Integrating Biological Control with Trap Crop Management in California Organic Strawberries

Summary

Investigator: Sean Swezey, Center for Agroecology and Sustainable Food Systems, University of California, Santa Cruz
Project locations: Pacific Gold Farms, Watsonville, California

Lygus bug is a key pest of strawberries on the California Central Coast. The damage caused by lygus bug feeding is often the most costly pest problem in organic strawberries. The lack of effective and compliant spray materials for lygus bug makes this pest particularly challenging to organic strawberry growers.

Previous OFRF-funded project work has documented improved, organically compliant, non-chemical suppression of lygus bugs with a combination of alfalfa trap cropping and tractor-mounted vacuums. This trap cropping system reduces lygus bug-induced damage in strawberry rows adjacent to vacuumed trap crops when compared with the more typical approach of vacuuming strawberry plants without a trap crop.

This proposal seeks to integrate an imported biological control agent into managed alfalfa trap crops for improved lygus bug control in organic strawberry systems. By incorporating the selective endoparasitoid Peristenus relictus, which is a nymphal parasitoid of the lygus bug, a more balanced systems-management approach to key pest control is being achieved. Despite the disturbance created by repeated vacuuming in trap crops and strawberry rows, percent parasitism from P. relictus in lygus nymphs has been shown to be comparable to parasitism rates in un-vacuumed (control) treatments. In October, parasitism in vacuumed alfalfa and strawberries reached 49% and 17%, respectively. While these data point towards a successful integration of biological and mechanical suppression, additional data are required to help substantiate this result.

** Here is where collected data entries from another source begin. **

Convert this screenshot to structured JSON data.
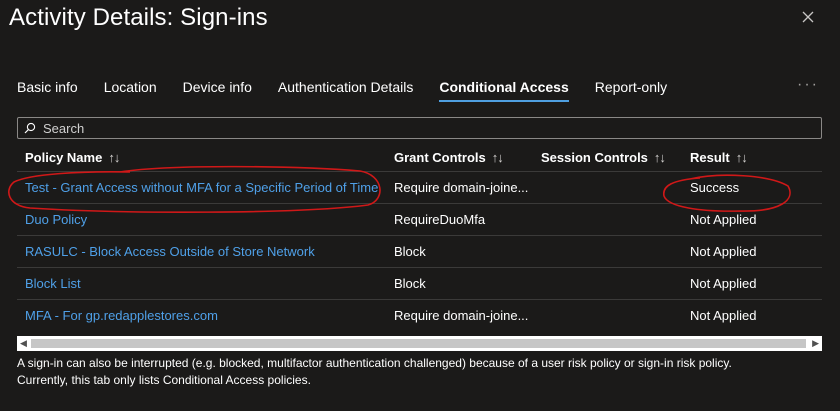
{
  "window": {
    "title": "Activity Details: Sign-ins"
  },
  "tabs": [
    {
      "label": "Basic info"
    },
    {
      "label": "Location"
    },
    {
      "label": "Device info"
    },
    {
      "label": "Authentication Details"
    },
    {
      "label": "Conditional Access",
      "active": true
    },
    {
      "label": "Report-only"
    }
  ],
  "more_label": "···",
  "search": {
    "placeholder": "Search",
    "value": ""
  },
  "table": {
    "columns": [
      "Policy Name",
      "Grant Controls",
      "Session Controls",
      "Result"
    ],
    "sort_glyph": "↑↓",
    "rows": [
      {
        "policy": "Test - Grant Access without MFA for a Specific Period of Time",
        "grant": "Require domain-joine...",
        "session": "",
        "result": "Success"
      },
      {
        "policy": "Duo Policy",
        "grant": "RequireDuoMfa",
        "session": "",
        "result": "Not Applied"
      },
      {
        "policy": "RASULC - Block Access Outside of Store Network",
        "grant": "Block",
        "session": "",
        "result": "Not Applied"
      },
      {
        "policy": "Block List",
        "grant": "Block",
        "session": "",
        "result": "Not Applied"
      },
      {
        "policy": "MFA - For gp.redapplestores.com",
        "grant": "Require domain-joine...",
        "session": "",
        "result": "Not Applied"
      }
    ]
  },
  "scroll": {
    "left_arrow": "◀",
    "right_arrow": "▶"
  },
  "footer": {
    "line1": "A sign-in can also be interrupted (e.g. blocked, multifactor authentication challenged) because of a user risk policy or sign-in risk policy.",
    "line2": "Currently, this tab only lists Conditional Access policies."
  },
  "colors": {
    "background": "#1b1a19",
    "link": "#4fa0e8",
    "accent": "#4f9fe0",
    "annotation": "#d01818"
  }
}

The objectives of our second year of research in 2008 are:

  1. To further determine what levels of parasitism P. relictus attains while being consistently exposed to the disturbance caused by tractor-mounted vacuums in both trap crops and strawberries.

  2. To continue to test the effects of floral resources on parasitism levels of lygus nymphs from annual and perennial plantings. It is thought that P. relictus is unable to access nectar from either strawberry or alfalfa flowers, and providing additional flower types may be important to increasing fecundity rates.

  3. To further identify any spatial parasitism links between the insectary border and alfalfa trap crops found in production areas.

These efforts will help establish a relatively unique systems-management approach to lygus bug control in organic strawberries that offers physical suppression (vacuuming), integrated parasitism, and resources for sustained biological control.